For Jefferson Nascimento, coordinator of social and economic justice at Oxfam Brasil, signatory of the document, measures such as the obligation to allocate funds to underrepresented groups exercise educational action and contribute to the reduction of disparities.

“The PEC would bring a very negative signal, in the sense that even these small advances granted, in relation to more representation of women and black people in politics, have been undermined by Congress itself”, he says.

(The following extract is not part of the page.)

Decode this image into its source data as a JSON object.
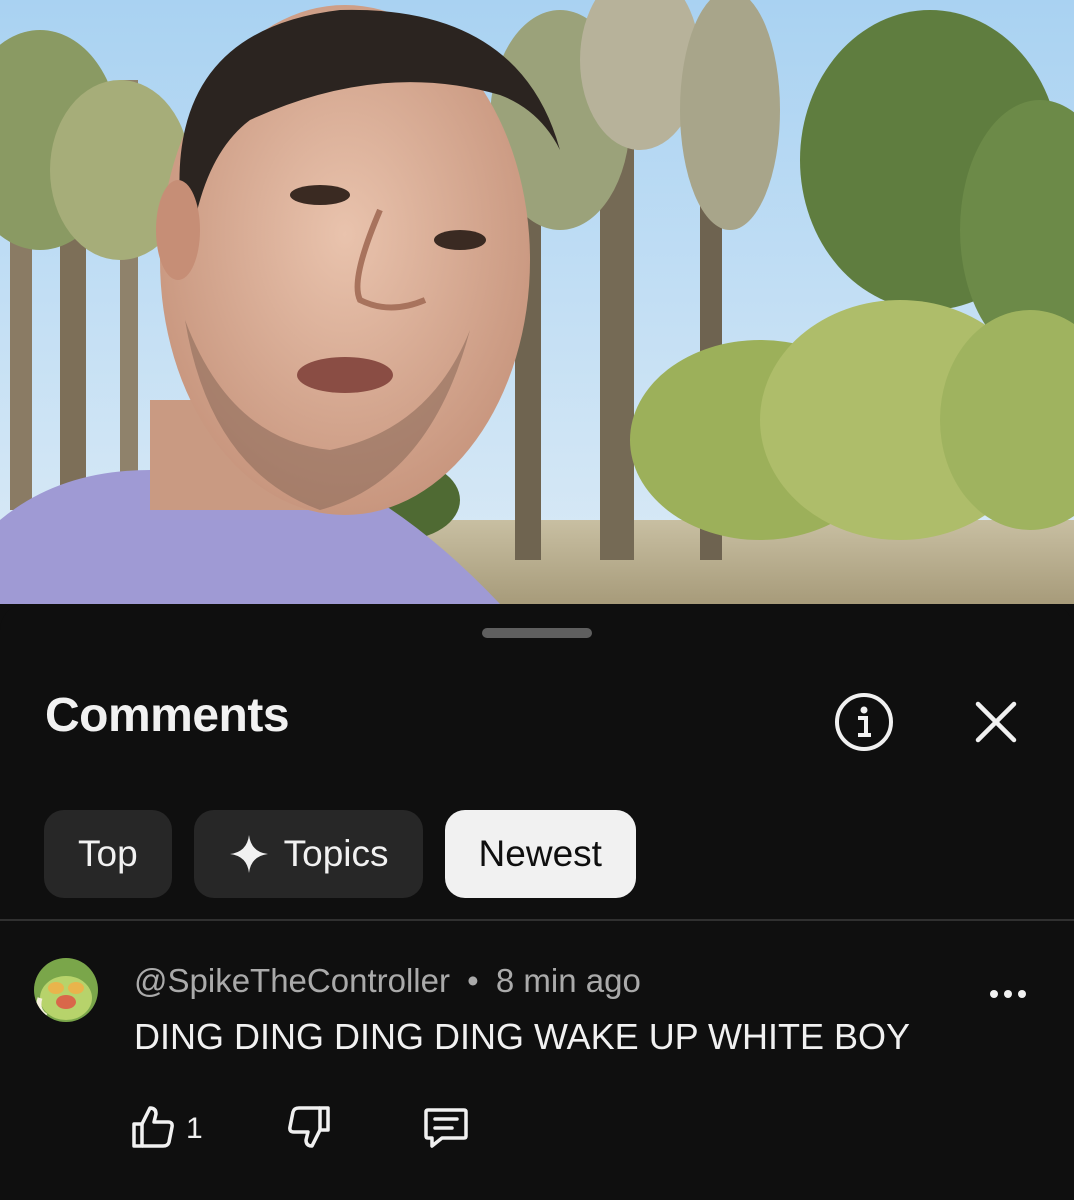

Frei David Santos, executive director of Educafro, proposes not only that the PEC be rejected, but also that fines collected from parties that disrespected the minimum transfer of funds to women and blacks be reverted to the benefit of these segments in future elections.

Although it does not need presidential sanction to enter into force, the PEC contradicts flags adopted by Lula. In January, after receiving the presidential sash from the “Brazilian people” —symbolized by the figures of a black child, an indigenous man, a black woman, a worker and a person with a disability—, the president addressed minority groups during his inauguration speech in the National Congress.

The petista said it was “inadmissible that women are not recognized in a sexist political world”, that “blacks and browns continue to be the poor and oppressed majority of a country built with the sweat and blood of their ancestors”, and promised to “revoke all injustices committed against indigenous peoples”.

Elected, the president created the Ministries of Women, Indigenous Peoples, Human Rights and Citizenship and Racial Equality, in line with his campaign promises.

The president, however, has been reluctant to nominate a black woman to the Federal Supreme Court for the vacancy opened with the retirement of Minister Ricardo Lewandowski, which took place in April.